The project team are based across four cities – Birmingham, Cardiff, Leeds and London – and will use this blog to give regular updates on the research and connected projects.

We welcome your comments on our project. You can also follow us on Twitter @TLANGProject for news and developments.

Our project website can be found here:  https://tlang.org.uk/

You can also follow us at https://bham.academia.edu/TLANGResearchTeam

For general enquiries please contact: tlangproject@contacts.bham.ac.uk

The blog is edited by Jessica Bradley: j.m.bradley@leeds.ac.uk and by Caroline Tagg: caroline.tagg@open.ac.uk. Please contact us if you have any questions about the blog or if you are interested in submitting a blog post.


About TLANG: 

Principal Investigator of the project Professor Angela Creese:

‘The research makes a significant contribution to knowledge about the potential of multilingualism as a resource for communication, creativity, and civic participation’.

The aim of the project is to understand how people communicate multilingually across diverse languages and cultures.
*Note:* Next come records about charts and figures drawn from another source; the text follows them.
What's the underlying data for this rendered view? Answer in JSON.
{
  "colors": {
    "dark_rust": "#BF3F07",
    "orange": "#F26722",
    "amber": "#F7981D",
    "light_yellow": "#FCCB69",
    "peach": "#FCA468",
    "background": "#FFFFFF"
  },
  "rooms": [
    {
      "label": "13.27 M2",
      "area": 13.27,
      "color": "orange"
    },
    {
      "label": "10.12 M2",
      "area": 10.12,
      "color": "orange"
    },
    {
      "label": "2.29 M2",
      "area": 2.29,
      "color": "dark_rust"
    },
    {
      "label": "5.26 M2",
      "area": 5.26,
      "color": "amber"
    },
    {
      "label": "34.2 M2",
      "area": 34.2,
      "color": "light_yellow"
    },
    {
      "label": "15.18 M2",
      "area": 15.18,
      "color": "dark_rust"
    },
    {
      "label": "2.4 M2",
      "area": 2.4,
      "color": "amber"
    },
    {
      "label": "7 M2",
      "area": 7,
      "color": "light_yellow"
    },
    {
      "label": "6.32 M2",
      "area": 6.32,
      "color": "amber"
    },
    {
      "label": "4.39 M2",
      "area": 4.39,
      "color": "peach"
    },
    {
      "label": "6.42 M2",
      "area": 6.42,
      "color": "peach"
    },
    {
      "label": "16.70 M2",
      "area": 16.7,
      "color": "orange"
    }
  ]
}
We define ‘translation’ as the negotiation of meaning using different modes (spoken/written/ visual/gestural) where speakers have different proficiencies in a range of languages and varieties. When speakers do not share a common language they may rely on translation by professionals, friends or family, or by digital means. Such practices occur in ‘translation zones’, and are at the cutting edge of translation and negotiation.

We view ‘cultures’ not as fixed sets of practices essential to ethnic groups, but rather as processes which change and which may be negotiable. In our previous research in multilingual communities we found speakers are not confined to using languages separately, but rather they ‘translanguage’ as they make meaning.

We have looked closely and over time at language practices in public and private settings in Birmingham, Cardiff, Leeds, and London. We investigated how communication occurs (or fails) when people bring different histories and languages into contact. Outcomes will impact on policy on economic growth, migration, health and well-being, sport, cultural heritage, and law, by informing the work of policy-makers and public, private and third sector organisations.